Carrie screams that the break is over and it's time for the kids to take their places. It's time for a run-thru of "Tradition." It's a nice, little recapper break when they actually do three minutes of Fiddler. Also, since I went to high school in Katy, Texas, a town that technically doesn't allow Jews inside city lines, this is a show I've never seen. I'd rent it, but there's a song in there that my parents used at their wedding and I just don't feel like crying for the rest of my life. I wonder if Stars Hollow Elementary is some kind of arts school, because every single one of these kids is pretty damn good at singing. One of the actresses trips on her entrance (she's playing Yenta), and Luke storms the stage, enraged that the costume wasn't flawless. He demands someone fix the hem on Yenta's dress immediately. Kirk screams, "I was feeling it!" Luke is hopping mad that there aren't other adults there: "This is completely unacceptable!" He storms off, prompting Kirk to note, "He takes his work very seriously. I mean it; just try and pull this cart."
Stac(e)y: Aaaaaaaaaaaaaaaaw! (Hearts) I just made a screencap website for this scene and I wrote on the picture in Photoshop "Babette Ate Oatmeal." Can someone mail me the videotape of this episode because I need another copy for my bathroom t.v.. Please?!?? I'LL PAY POSTAGE!

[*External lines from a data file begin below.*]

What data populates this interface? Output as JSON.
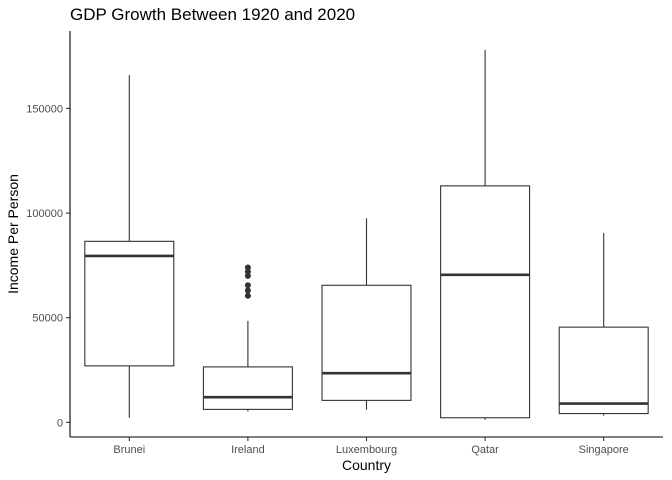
{
  "chart_data": {
    "type": "boxplot",
    "title": "GDP Growth Between 1920 and 2020",
    "xlabel": "Country",
    "ylabel": "Income Per Person",
    "ylim": [
      -7000,
      187000
    ],
    "yticks": [
      0,
      50000,
      100000,
      150000
    ],
    "ytick_labels": [
      "0",
      "50000",
      "100000",
      "150000"
    ],
    "grid": false,
    "categories": [
      "Brunei",
      "Ireland",
      "Luxembourg",
      "Qatar",
      "Singapore"
    ],
    "boxes": [
      {
        "category": "Brunei",
        "whisker_low": 2200,
        "q1": 27000,
        "median": 79500,
        "q3": 86500,
        "whisker_high": 166000,
        "outliers": []
      },
      {
        "category": "Ireland",
        "whisker_low": 5200,
        "q1": 6200,
        "median": 12000,
        "q3": 26500,
        "whisker_high": 48500,
        "outliers": [
          60500,
          63000,
          65500,
          70000,
          72000,
          74000
        ]
      },
      {
        "category": "Luxembourg",
        "whisker_low": 6000,
        "q1": 10500,
        "median": 23500,
        "q3": 65500,
        "whisker_high": 97500,
        "outliers": []
      },
      {
        "category": "Qatar",
        "whisker_low": 1200,
        "q1": 2200,
        "median": 70500,
        "q3": 113000,
        "whisker_high": 178000,
        "outliers": []
      },
      {
        "category": "Singapore",
        "whisker_low": 3200,
        "q1": 4200,
        "median": 9000,
        "q3": 45500,
        "whisker_high": 90500,
        "outliers": []
      }
    ]
  }
}
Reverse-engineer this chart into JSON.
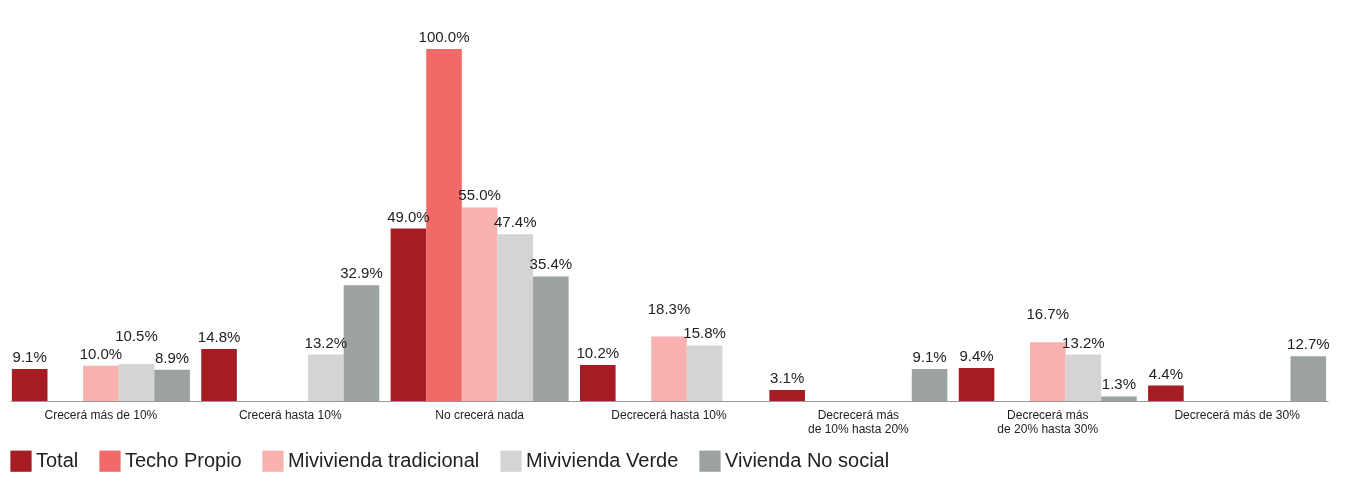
{
  "chart_data": {
    "type": "bar",
    "categories": [
      "Crecerá más de 10%",
      "Crecerá hasta 10%",
      "No crecerá nada",
      "Decrecerá hasta 10%",
      "Decrecerá más\nde 10% hasta 20%",
      "Decrecerá más\nde 20% hasta 30%",
      "Decrecerá más de 30%"
    ],
    "series": [
      {
        "name": "Total",
        "color": "#a51d22",
        "values": [
          9.1,
          14.8,
          49.0,
          10.2,
          3.1,
          9.4,
          4.4
        ],
        "value_labels": [
          "9.1%",
          "14.8%",
          "49.0%",
          "10.2%",
          "3.1%",
          "9.4%",
          "4.4%"
        ]
      },
      {
        "name": "Techo Propio",
        "color": "#f06a67",
        "values": [
          null,
          null,
          100.0,
          null,
          null,
          null,
          null
        ],
        "value_labels": [
          null,
          null,
          "100.0%",
          null,
          null,
          null,
          null
        ]
      },
      {
        "name": "Mivivienda tradicional",
        "color": "#f7b1af",
        "values": [
          10.0,
          null,
          55.0,
          18.3,
          null,
          16.7,
          null
        ],
        "value_labels": [
          "10.0%",
          null,
          "55.0%",
          "18.3%",
          null,
          "16.7%",
          null
        ]
      },
      {
        "name": "Mivivienda Verde",
        "color": "#d3d4d3",
        "values": [
          10.5,
          13.2,
          47.4,
          15.8,
          null,
          13.2,
          null
        ],
        "value_labels": [
          "10.5%",
          "13.2%",
          "47.4%",
          "15.8%",
          null,
          "13.2%",
          null
        ]
      },
      {
        "name": "Vivienda No social",
        "color": "#9ca1a1",
        "values": [
          8.9,
          32.9,
          35.4,
          null,
          9.1,
          1.3,
          12.7
        ],
        "value_labels": [
          "8.9%",
          "32.9%",
          "35.4%",
          null,
          "9.1%",
          "1.3%",
          "12.7%"
        ]
      }
    ],
    "legend": "bottom",
    "grid": false
  }
}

Luke pulls up Lorelai's driveway (Dirty!). Lorelai's busy glue-gunning a paper daisy on her private place (Beat that, Dirty!). I swear, Lorelai is thirteen-year-old girl. If you're ever furious with someone and find that they were not where they were supposed to be because she was putting glitter strips on the inside of her garage -- does your head explode before or after you stab her seventy-three times with pinking shears? Luke tells Lorelai that Yenta tripped. They do a quick bit about the plot of Fiddler before Luke says he is in no mood for witty banter. "The kid tripped because her dress was too long." Lorelai asks if the girl is hurt. Luke says she isn't, "But she completely blew her entrance!" She tripped, and they had to reset her goats. Lorelai opens her arms wide and says, "Luke," with this condescending grin because uh, what she's doing is like, important? Luke says Lorelai should have been where she was "supposed to be" so that the costume fit. Lorelai is insulted at the notion that she's "supposed to be" anywhere. Luke reminds her that she's costumes; he's sets. But she's here, and he's busting his ass to launch the off-off-off-off Broadway show. Lorelai says she makes the costumes at home and brings them to the school when she's done. Luke says that's just great, because he's busy having to teach kids how to hold tools and deal with things like pee breaks all because Lorelai signed him up for it. Lorelai tells him he could have said no. Luke asks if she's ever tried saying no to Bradley when he has a giant inhaler shoved up his mouth: "Well, you can't!" Hee.